With guidance on how to handle a needle safely, and instruction on self-injecting by the clinical staff, women can take away up to four devices at a time to self-inject at home every three months. This ensures access to highly effective contraception for up to a year without repeat visits to the clinic, which may be simply time-consuming, or difficult in this conflict-affected area.  

Sayana Press can be stored at room temperature and is easy to carry, which is helpful in this area where women and girls are often forced on the move. Women in Ituri like its simplicity and ease of use. About 3,000 doses of Sayana Press were provided to women in MSF projects in Angumu, Nizi and Drodro during 2020.

In MSF’s HIV, tuberculosis and sexual and reproductive health project for female sex workers in Malawi, which ran from 2014 to 2020, self-care was central to a peer-led model. Female sex workers in Malawi experience especially high rates of HIV and sexually transmitted infections, as well as sexual and gender-based violence, but face multiple obstacles to healthcare. Like sex workers in many other parts of the world, they’re disadvantaged by low social and economic status, discrimination and criminalisation. In Malawi we faced this head on by involving them directly in our comprehensive package of care.

Female sex workers joined the project to be trained as peer educators and community health workers. Their activities touched on all three pillars of self-care: self-awareness, through promoting self-education for example; self-testing, via home tests for HIV and other conditions; and self-management, including prevention of unwanted pregnancy after unprotected intercourse or sexual violence. This allowed female sex workers to have confidential access to information, care and other support around-the-clock from women like them, who understood their lives and their challenges.

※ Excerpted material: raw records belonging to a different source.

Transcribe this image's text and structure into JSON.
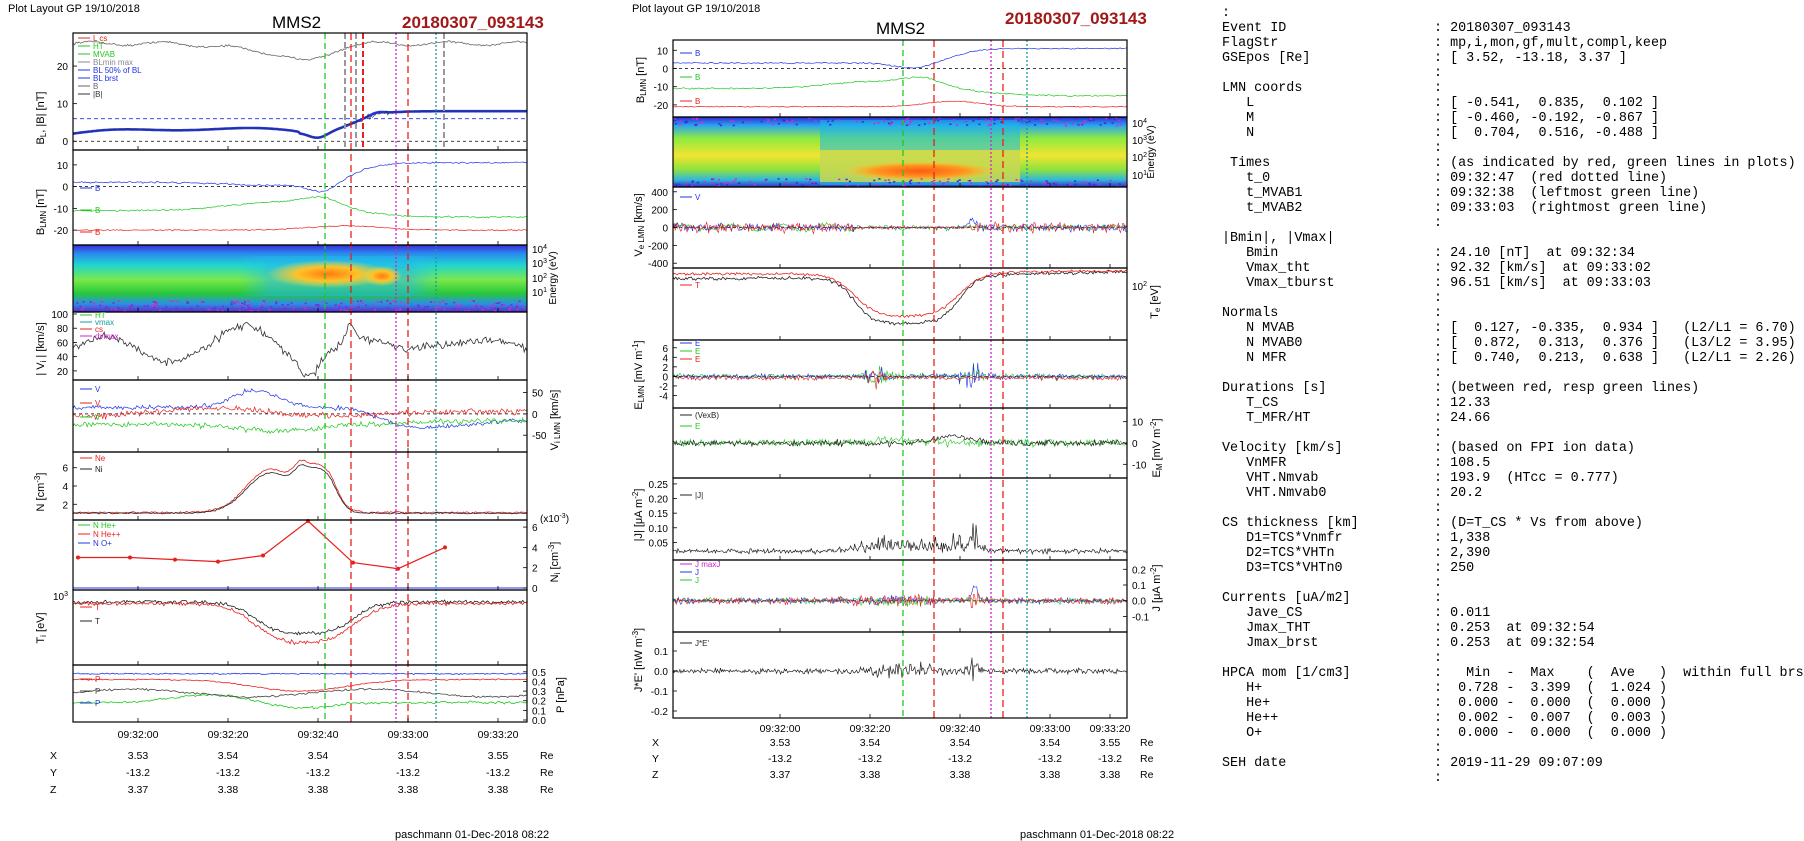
{
  "colors": {
    "red": "#e8201d",
    "green": "#1fc81f",
    "blue": "#1f34e6",
    "black": "#111111",
    "magenta": "#d21fd2",
    "teal": "#149c9c",
    "title_red": "#a01818",
    "grey": "#888888"
  },
  "left_panel": {
    "header": "Plot Layout GP 19/10/2018",
    "title_sc": "MMS2",
    "title_event": "20180307_093143",
    "footer": "paschmann 01-Dec-2018 08:22",
    "ylabels": [
      "B",
      "B",
      "",
      "| V",
      "V",
      "N [cm",
      "N",
      "T",
      "P [nPa]"
    ],
    "ylabel_full": [
      "B_L, |B| [nT]",
      "B_LMN [nT]",
      "Energy (eV)",
      "| V_i | [km/s]",
      "V_i LMN [km/s]",
      "N [cm^-3]",
      "N_i [cm^-3]",
      "T_i [eV]",
      "P [nPa]"
    ],
    "legends": [
      [
        "L cs",
        "HT",
        "MVAB",
        "BLmin max",
        "BL 50% of BL",
        "BL brst",
        "B",
        "|B|"
      ],
      [
        "B",
        "B",
        "B"
      ],
      [],
      [
        "HT",
        "vmax",
        "cs",
        "dvmax"
      ],
      [
        "V",
        "V",
        "V"
      ],
      [
        "Ne",
        "Ni"
      ],
      [
        "N He+",
        "N He++",
        "N O+"
      ],
      [
        "T",
        "T"
      ],
      [
        "P",
        "P",
        "P"
      ]
    ],
    "legend_items": {
      "p0": [
        "L cs",
        "HT",
        "MVAB",
        "BLmin max",
        "BL 50% of BL",
        "BL brst",
        "B",
        "|B|"
      ],
      "p1": [
        "B",
        "B",
        "B"
      ],
      "p3": [
        "HT",
        "vmax",
        "cs",
        "dvmax"
      ],
      "p4": [
        "V",
        "V",
        "V"
      ],
      "p5": [
        "Ne",
        "Ni"
      ],
      "p6": [
        "N He+",
        "N He++",
        "N O+"
      ],
      "p7": [
        "T",
        "T"
      ],
      "p8": [
        "P",
        "P",
        "P"
      ]
    },
    "yticks": {
      "p0": [
        "0",
        "10",
        "20"
      ],
      "p1": [
        "10",
        "0",
        "-10",
        "-20"
      ],
      "p2": [
        "10^4",
        "10^3",
        "10^2",
        "10^1"
      ],
      "p3": [
        "100",
        "80",
        "60",
        "40",
        "20"
      ],
      "p4r": [
        "50",
        "0",
        "-50"
      ],
      "p5": [
        "6",
        "4",
        "2"
      ],
      "p6r": [
        "6",
        "4",
        "2",
        "0"
      ],
      "p7": [
        "10^3"
      ],
      "p8r": [
        "0.5",
        "0.4",
        "0.3",
        "0.2",
        "0.1",
        "0.0"
      ]
    },
    "scale_note": "(x10^-3)",
    "time_ticks": [
      "09:32:00",
      "09:32:20",
      "09:32:40",
      "09:33:00",
      "09:33:20"
    ],
    "pos_rows": [
      {
        "label": "X",
        "values": [
          "3.53",
          "3.54",
          "3.54",
          "3.54",
          "3.55"
        ],
        "unit": "Re"
      },
      {
        "label": "Y",
        "values": [
          "-13.2",
          "-13.2",
          "-13.2",
          "-13.2",
          "-13.2"
        ],
        "unit": "Re"
      },
      {
        "label": "Z",
        "values": [
          "3.37",
          "3.38",
          "3.38",
          "3.38",
          "3.38"
        ],
        "unit": "Re"
      }
    ]
  },
  "right_panel": {
    "header": "Plot layout GP 19/10/2018",
    "title_sc": "MMS2",
    "title_event": "20180307_093143",
    "footer": "paschmann 01-Dec-2018 08:22",
    "ylabel_full": [
      "B_LMN [nT]",
      "Energy (eV)",
      "V_e LMN [km/s]",
      "T_e [eV]",
      "E_LMN [mV m^-1]",
      "E_M [mV m^-1]",
      "|J| [uA m^-2]",
      "J [uA m^-2]",
      "J*E' [nW m^-3]"
    ],
    "legend_items": {
      "p0": [
        "B",
        "B",
        "B"
      ],
      "p2": [
        "V"
      ],
      "p3": [
        "T"
      ],
      "p4": [
        "E",
        "E",
        "E"
      ],
      "p5": [
        "(VexB)",
        "E"
      ],
      "p6": [
        "|J|"
      ],
      "p7": [
        "J maxJ",
        "J",
        "J"
      ],
      "p8": [
        "J*E'"
      ]
    },
    "yticks": {
      "p0": [
        "10",
        "0",
        "-10",
        "-20"
      ],
      "p1": [
        "10^4",
        "10^3",
        "10^2",
        "10^1"
      ],
      "p2": [
        "400",
        "200",
        "0",
        "-200",
        "-400"
      ],
      "p3r": [
        "10^2"
      ],
      "p4": [
        "6",
        "4",
        "2",
        "0",
        "-2",
        "-4"
      ],
      "p5r": [
        "10",
        "0",
        "-10"
      ],
      "p6": [
        "0.25",
        "0.20",
        "0.15",
        "0.10",
        "0.05"
      ],
      "p7r": [
        "0.2",
        "0.1",
        "0.0",
        "-0.1"
      ],
      "p8": [
        "0.1",
        "0.0",
        "-0.1",
        "-0.2"
      ]
    },
    "time_ticks": [
      "09:32:00",
      "09:32:20",
      "09:32:40",
      "09:33:00",
      "09:33:20"
    ],
    "pos_rows": [
      {
        "label": "X",
        "values": [
          "3.53",
          "3.54",
          "3.54",
          "3.54",
          "3.55"
        ],
        "unit": "Re"
      },
      {
        "label": "Y",
        "values": [
          "-13.2",
          "-13.2",
          "-13.2",
          "-13.2",
          "-13.2"
        ],
        "unit": "Re"
      },
      {
        "label": "Z",
        "values": [
          "3.37",
          "3.38",
          "3.38",
          "3.38",
          "3.38"
        ],
        "unit": "Re"
      }
    ]
  },
  "info_lines": [
    [
      ":",
      ""
    ],
    [
      "Event ID",
      ": 20180307_093143"
    ],
    [
      "FlagStr",
      ": mp,i,mon,gf,mult,compl,keep"
    ],
    [
      "GSEpos [Re]",
      ": [ 3.52, -13.18, 3.37 ]"
    ],
    [
      "",
      ":"
    ],
    [
      "LMN coords",
      ":"
    ],
    [
      "   L",
      ": [ -0.541,  0.835,  0.102 ]"
    ],
    [
      "   M",
      ": [ -0.460, -0.192, -0.867 ]"
    ],
    [
      "   N",
      ": [  0.704,  0.516, -0.488 ]"
    ],
    [
      "",
      ":"
    ],
    [
      " Times",
      ": (as indicated by red, green lines in plots)"
    ],
    [
      "   t_0",
      ": 09:32:47  (red dotted line)"
    ],
    [
      "   t_MVAB1",
      ": 09:32:38  (leftmost green line)"
    ],
    [
      "   t_MVAB2",
      ": 09:33:03  (rightmost green line)"
    ],
    [
      "",
      ":"
    ],
    [
      "|Bmin|, |Vmax|",
      ""
    ],
    [
      "   Bmin",
      ": 24.10 [nT]  at 09:32:34"
    ],
    [
      "   Vmax_tht",
      ": 92.32 [km/s]  at 09:33:02"
    ],
    [
      "   Vmax_tburst",
      ": 96.51 [km/s]  at 09:33:03"
    ],
    [
      "",
      ":"
    ],
    [
      "Normals",
      ":"
    ],
    [
      "   N MVAB",
      ": [  0.127, -0.335,  0.934 ]   (L2/L1 = 6.70)"
    ],
    [
      "   N MVAB0",
      ": [  0.872,  0.313,  0.376 ]   (L3/L2 = 3.95)"
    ],
    [
      "   N MFR",
      ": [  0.740,  0.213,  0.638 ]   (L2/L1 = 2.26)"
    ],
    [
      "",
      ":"
    ],
    [
      "Durations [s]",
      ": (between red, resp green lines)"
    ],
    [
      "   T_CS",
      ": 12.33"
    ],
    [
      "   T_MFR/HT",
      ": 24.66"
    ],
    [
      "",
      ":"
    ],
    [
      "Velocity [km/s]",
      ": (based on FPI ion data)"
    ],
    [
      "   VnMFR",
      ": 108.5"
    ],
    [
      "   VHT.Nmvab",
      ": 193.9  (HTcc = 0.777)"
    ],
    [
      "   VHT.Nmvab0",
      ": 20.2"
    ],
    [
      "",
      ":"
    ],
    [
      "CS thickness [km]",
      ": (D=T_CS * Vs from above)"
    ],
    [
      "   D1=TCS*Vnmfr",
      ": 1,338"
    ],
    [
      "   D2=TCS*VHTn",
      ": 2,390"
    ],
    [
      "   D3=TCS*VHTn0",
      ": 250"
    ],
    [
      "",
      ":"
    ],
    [
      "Currents [uA/m2]",
      ":"
    ],
    [
      "   Jave_CS",
      ": 0.011"
    ],
    [
      "   Jmax_THT",
      ": 0.253  at 09:32:54"
    ],
    [
      "   Jmax_brst",
      ": 0.253  at 09:32:54"
    ],
    [
      "",
      ":"
    ],
    [
      "HPCA mom [1/cm3]",
      ":   Min  -  Max    (  Ave   )  within full brst int"
    ],
    [
      "   H+",
      ":  0.728 -  3.399  (  1.024 )"
    ],
    [
      "   He+",
      ":  0.000 -  0.000  (  0.000 )"
    ],
    [
      "   He++",
      ":  0.002 -  0.007  (  0.003 )"
    ],
    [
      "   O+",
      ":  0.000 -  0.000  (  0.000 )"
    ],
    [
      "",
      ":"
    ],
    [
      "SEH date",
      ": 2019-11-29 09:07:09"
    ],
    [
      "",
      ":"
    ]
  ],
  "chart_data": [
    {
      "type": "line",
      "title": "MMS2 20180307_093143 (left panel)",
      "time_range": [
        "09:31:43",
        "09:33:23"
      ],
      "markers": {
        "t_0": "09:32:47",
        "t_MVAB1": "09:32:38",
        "t_MVAB2": "09:33:03"
      },
      "panels": [
        {
          "ylabel": "B_L, |B| [nT]",
          "ylim": [
            -1,
            28
          ],
          "series": [
            {
              "name": "|B|",
              "approx": "26 falling to 24 near 09:32:35, back to ~27"
            },
            {
              "name": "B_L",
              "approx": "~2 rising to ~8.5"
            }
          ]
        },
        {
          "ylabel": "B_LMN [nT]",
          "ylim": [
            -25,
            15
          ]
        },
        {
          "ylabel": "Energy (eV)",
          "ylim": [
            10,
            20000
          ],
          "kind": "spectrogram"
        },
        {
          "ylabel": "| V_i | [km/s]",
          "ylim": [
            10,
            100
          ]
        },
        {
          "ylabel": "V_i LMN [km/s]",
          "ylim": [
            -80,
            70
          ]
        },
        {
          "ylabel": "N [cm^-3]",
          "ylim": [
            0.5,
            7.5
          ],
          "series": [
            {
              "name": "Ne"
            },
            {
              "name": "Ni"
            }
          ]
        },
        {
          "ylabel": "N_i [cm^-3] (x10^-3)",
          "ylim": [
            0,
            6.5
          ],
          "series": [
            {
              "name": "N He++",
              "x": [
                "09:31:45",
                "09:31:55",
                "09:32:05",
                "09:32:14",
                "09:32:24",
                "09:32:34",
                "09:32:44",
                "09:32:54",
                "09:33:04"
              ],
              "values": [
                3.0,
                3.0,
                2.8,
                2.6,
                3.2,
                6.6,
                2.5,
                1.9,
                4.0
              ]
            }
          ]
        },
        {
          "ylabel": "T_i [eV]",
          "kind": "log"
        },
        {
          "ylabel": "P [nPa]",
          "ylim": [
            0,
            0.55
          ]
        }
      ]
    },
    {
      "type": "line",
      "title": "MMS2 20180307_093143 (right panel)",
      "time_range": [
        "09:31:43",
        "09:33:23"
      ],
      "panels": [
        {
          "ylabel": "B_LMN [nT]",
          "ylim": [
            -25,
            14
          ]
        },
        {
          "ylabel": "Energy (eV)",
          "ylim": [
            10,
            20000
          ],
          "kind": "spectrogram"
        },
        {
          "ylabel": "V_e LMN [km/s]",
          "ylim": [
            -420,
            420
          ]
        },
        {
          "ylabel": "T_e [eV]",
          "kind": "log"
        },
        {
          "ylabel": "E_LMN [mV m^-1]",
          "ylim": [
            -6,
            7
          ]
        },
        {
          "ylabel": "E_M [mV m^-1]",
          "ylim": [
            -15,
            15
          ]
        },
        {
          "ylabel": "|J| [uA m^-2]",
          "ylim": [
            0,
            0.26
          ]
        },
        {
          "ylabel": "J [uA m^-2]",
          "ylim": [
            -0.18,
            0.24
          ]
        },
        {
          "ylabel": "J*E' [nW m^-3]",
          "ylim": [
            -0.22,
            0.18
          ]
        }
      ]
    }
  ]
}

The community health workers then linked the women to the nearest ‘one-stop’ clinic for treatment and further support if necessary.

At the end of 2020, MSF handed over its activities to the Ministry of Health and several recently created sex worker community-based organisations lead by sex workers previously employed as community health workers by MSF in Malawi.

In Gutu district in Zimbabwe last year, our cervical cancer prevention and early treatment programme with the Zimbabwean Ministry of Health and Child Care was the springboard for a trial comparing women self-swabbing for human papillomavirus infection versus being swabbed by a nurse. Without better access to cervical cancer prevention, women in high prevalence countries like Zimbabwe continue to face a premature death.

The screening method known as Visual Inspection with Acetic Acid, the mainstay of our programme and others like it, needs human resources, training and equipment that can limit its roll-out. What if the simpler high vaginal swab to collect an HPV DNA sample could be effectively conducted not only by nurses, but the women themselves? It could significantly expand access to diagnosis for women unable to access healthcare workers or clinics.

The trial found nurses and lay patients equally effective in collecting a sample. Most women found the self-collection procedure comfortable; and almost all would recommend self-collection for HPV testing to a friend. We look forward to delving more into the preferences of women and nurses in participating in this care.

Great potential to expand

There is great potential to expand quality, patient-centred care for women and girls through self-care approaches, especially in contexts where MSF works: places affected by an acute crisis, or hard to reach. Self-care should always be linked to more formal care, but it can play a particularly useful role where there is little health infrastructure or few health workers, or marginalised people needing care outside of a formal system.

From our experience in such settings, working with health authorities, local organisations and grassroots communities, we believe much can be achieved to build the capacity to integrate self-care, and allow women and girls to contribute to their own health and wellbeing.

Let’s empower women and girls by trusting that given the right information and tools, they can engage in their own self-care to stay healthy, no matter where they live.